Originally Posted by
Piotr Tarsa
I'm no expert and haven't tried memory mapped files for implementing allocations beyond RAM size. Create a proof of concept code and you'll know the truth :]
I appreciate that background information. I'm not sure when I might get around to giving it a full try. Here's a rough sketch of what that might look like (using primarily syscalls):
1. get a temporary filename: e.g., mktemp(3)
2. create and open the file: e.g., creat(2)
3. expand the file to the required size: e.g., ftruncate(2)
4. memory-map the file read/write: e.g., mmap(2)
5. optionally close the file descriptor: e.g., close(2)
6. if #4 resulted in a valid mapping, pass the pointer returned by mmap(2) as argument 2 to divsufsort()
7. before the process exits, delete the temp file: e.g., unlink(2)
That's how you might do it on a posix system, e.g. Linux or OSX. Those are obviously not native Win32 functions. My background is *nix and as far as Windows I'm pretty much tone-deaf.

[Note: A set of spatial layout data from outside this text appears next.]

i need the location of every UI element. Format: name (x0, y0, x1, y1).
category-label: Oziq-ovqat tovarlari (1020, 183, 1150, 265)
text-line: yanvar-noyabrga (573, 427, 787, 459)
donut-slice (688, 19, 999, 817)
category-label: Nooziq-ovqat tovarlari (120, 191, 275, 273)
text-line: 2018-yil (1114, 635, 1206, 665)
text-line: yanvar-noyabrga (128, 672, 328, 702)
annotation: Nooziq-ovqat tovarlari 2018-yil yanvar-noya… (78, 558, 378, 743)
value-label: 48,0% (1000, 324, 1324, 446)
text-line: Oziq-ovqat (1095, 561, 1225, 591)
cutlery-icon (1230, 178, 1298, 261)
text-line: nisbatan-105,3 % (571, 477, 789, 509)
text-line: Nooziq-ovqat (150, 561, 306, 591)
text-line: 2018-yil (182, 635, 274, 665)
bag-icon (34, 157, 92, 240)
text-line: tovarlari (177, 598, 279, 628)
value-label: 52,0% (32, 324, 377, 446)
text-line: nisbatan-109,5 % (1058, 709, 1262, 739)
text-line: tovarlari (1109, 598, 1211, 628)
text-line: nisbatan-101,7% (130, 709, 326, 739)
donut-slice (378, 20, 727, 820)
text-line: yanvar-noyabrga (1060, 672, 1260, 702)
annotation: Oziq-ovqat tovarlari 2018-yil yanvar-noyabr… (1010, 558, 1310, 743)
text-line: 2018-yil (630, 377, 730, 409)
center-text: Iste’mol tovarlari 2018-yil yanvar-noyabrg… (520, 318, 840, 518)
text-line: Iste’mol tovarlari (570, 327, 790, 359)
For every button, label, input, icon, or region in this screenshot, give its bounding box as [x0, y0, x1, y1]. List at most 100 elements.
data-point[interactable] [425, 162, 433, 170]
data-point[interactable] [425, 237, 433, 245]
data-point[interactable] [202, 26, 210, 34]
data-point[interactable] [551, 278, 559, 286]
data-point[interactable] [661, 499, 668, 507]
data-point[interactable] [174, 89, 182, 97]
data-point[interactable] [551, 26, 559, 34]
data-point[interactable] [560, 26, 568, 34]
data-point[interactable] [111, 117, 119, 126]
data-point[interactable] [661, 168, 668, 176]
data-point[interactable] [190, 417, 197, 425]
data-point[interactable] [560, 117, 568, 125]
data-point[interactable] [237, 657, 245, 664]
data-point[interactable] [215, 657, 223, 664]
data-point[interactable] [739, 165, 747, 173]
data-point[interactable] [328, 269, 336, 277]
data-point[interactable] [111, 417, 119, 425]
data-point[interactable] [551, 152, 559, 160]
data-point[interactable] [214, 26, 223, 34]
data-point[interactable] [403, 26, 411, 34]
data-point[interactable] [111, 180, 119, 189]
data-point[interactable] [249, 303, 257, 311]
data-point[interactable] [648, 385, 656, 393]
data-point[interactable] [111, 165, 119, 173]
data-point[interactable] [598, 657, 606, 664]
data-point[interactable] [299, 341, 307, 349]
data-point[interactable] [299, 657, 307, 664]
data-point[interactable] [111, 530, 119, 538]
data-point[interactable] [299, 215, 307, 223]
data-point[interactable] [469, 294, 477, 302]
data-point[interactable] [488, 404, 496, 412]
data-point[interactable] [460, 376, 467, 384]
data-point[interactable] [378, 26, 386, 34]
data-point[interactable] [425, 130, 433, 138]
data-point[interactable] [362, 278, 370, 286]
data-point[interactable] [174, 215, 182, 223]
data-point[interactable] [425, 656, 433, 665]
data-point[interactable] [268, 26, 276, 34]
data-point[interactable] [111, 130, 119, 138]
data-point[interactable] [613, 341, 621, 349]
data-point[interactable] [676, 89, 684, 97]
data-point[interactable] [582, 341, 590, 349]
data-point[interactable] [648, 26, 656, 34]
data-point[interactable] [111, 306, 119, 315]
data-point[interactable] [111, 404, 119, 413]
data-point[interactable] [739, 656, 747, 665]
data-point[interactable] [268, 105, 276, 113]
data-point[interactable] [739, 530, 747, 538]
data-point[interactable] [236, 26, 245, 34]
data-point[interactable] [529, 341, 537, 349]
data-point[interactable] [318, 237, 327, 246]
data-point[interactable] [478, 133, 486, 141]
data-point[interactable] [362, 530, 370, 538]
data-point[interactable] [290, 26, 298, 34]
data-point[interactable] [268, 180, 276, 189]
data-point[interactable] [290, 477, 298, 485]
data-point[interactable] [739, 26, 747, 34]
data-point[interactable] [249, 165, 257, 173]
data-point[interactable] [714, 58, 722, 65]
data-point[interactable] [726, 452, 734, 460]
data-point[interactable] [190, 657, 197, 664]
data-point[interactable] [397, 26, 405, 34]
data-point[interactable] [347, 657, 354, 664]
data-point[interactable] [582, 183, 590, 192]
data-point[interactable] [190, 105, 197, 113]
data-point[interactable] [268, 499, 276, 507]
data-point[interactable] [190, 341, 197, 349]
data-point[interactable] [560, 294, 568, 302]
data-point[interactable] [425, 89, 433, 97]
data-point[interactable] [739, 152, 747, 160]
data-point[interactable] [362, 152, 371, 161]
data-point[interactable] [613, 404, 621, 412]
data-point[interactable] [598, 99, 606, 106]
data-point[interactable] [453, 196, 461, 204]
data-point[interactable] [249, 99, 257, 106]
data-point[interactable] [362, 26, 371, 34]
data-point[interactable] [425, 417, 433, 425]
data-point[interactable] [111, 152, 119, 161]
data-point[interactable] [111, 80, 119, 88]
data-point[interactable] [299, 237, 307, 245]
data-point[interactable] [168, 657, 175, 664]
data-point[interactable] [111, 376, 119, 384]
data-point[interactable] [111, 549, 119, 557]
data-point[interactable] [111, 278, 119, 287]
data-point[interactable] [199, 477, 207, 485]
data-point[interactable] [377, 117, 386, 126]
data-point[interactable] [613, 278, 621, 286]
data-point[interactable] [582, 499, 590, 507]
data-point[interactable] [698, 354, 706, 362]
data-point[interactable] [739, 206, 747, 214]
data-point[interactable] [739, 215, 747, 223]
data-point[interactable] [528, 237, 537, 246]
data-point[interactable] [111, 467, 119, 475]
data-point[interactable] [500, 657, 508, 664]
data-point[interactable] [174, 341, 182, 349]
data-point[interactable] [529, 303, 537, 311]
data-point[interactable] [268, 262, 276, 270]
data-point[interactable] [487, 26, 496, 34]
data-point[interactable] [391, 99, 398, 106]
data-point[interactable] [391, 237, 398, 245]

As is fairly obvious, that's a good bit more complex than just calling malloc(3). As with anything complex, there will probably be more than one way to do it with accompanying nuances and trade-offs. For instance, tmpfile(3)/mkstemp(3)/&c. appear to take care of #1, #2, #5, and #7 in one call.
What annoys me about something like this is all the choices and trade-offs. If the process dies in some unexpected way, what's the risk of leaving behind a potentially-enormous and hard-to-find file as an artifact? Are races and security holes possible? It just opens up a whole new can of worms versus a simple malloc.
Edit:
I went ahead and wrote the code that I outlined in this post, because since I had already taken the time to think through it, there was little excuse not to (aside from being stubborn and quarrelsome
). It's up on Google Code in the devel-test-map-writable branch.
It worked on enwik8 and a test input of 100M of zeroes (as expected). When I ran it on enwik9, the result was as follows:
Code:
[devel-test-map-writable]~/git/mk-bwts$ ./mk_bwts enwik9
Attempting to map temporary file: Cannot allocate memory
Failed to allocate 4000000000 bytes for suffix array. Abort.
[devel-test-map-writable]~/git/mk-bwts$
As far as I can tell, that's the equivalent to malloc failing, so it appears that mmap'ing a disk file doesn't substantially change the picture. Of course, there are now more knobs and levers to tinker with, and the possibility exists that the experiment somehow failed to create the conditions it was intended to test. If anything changes, I'll post.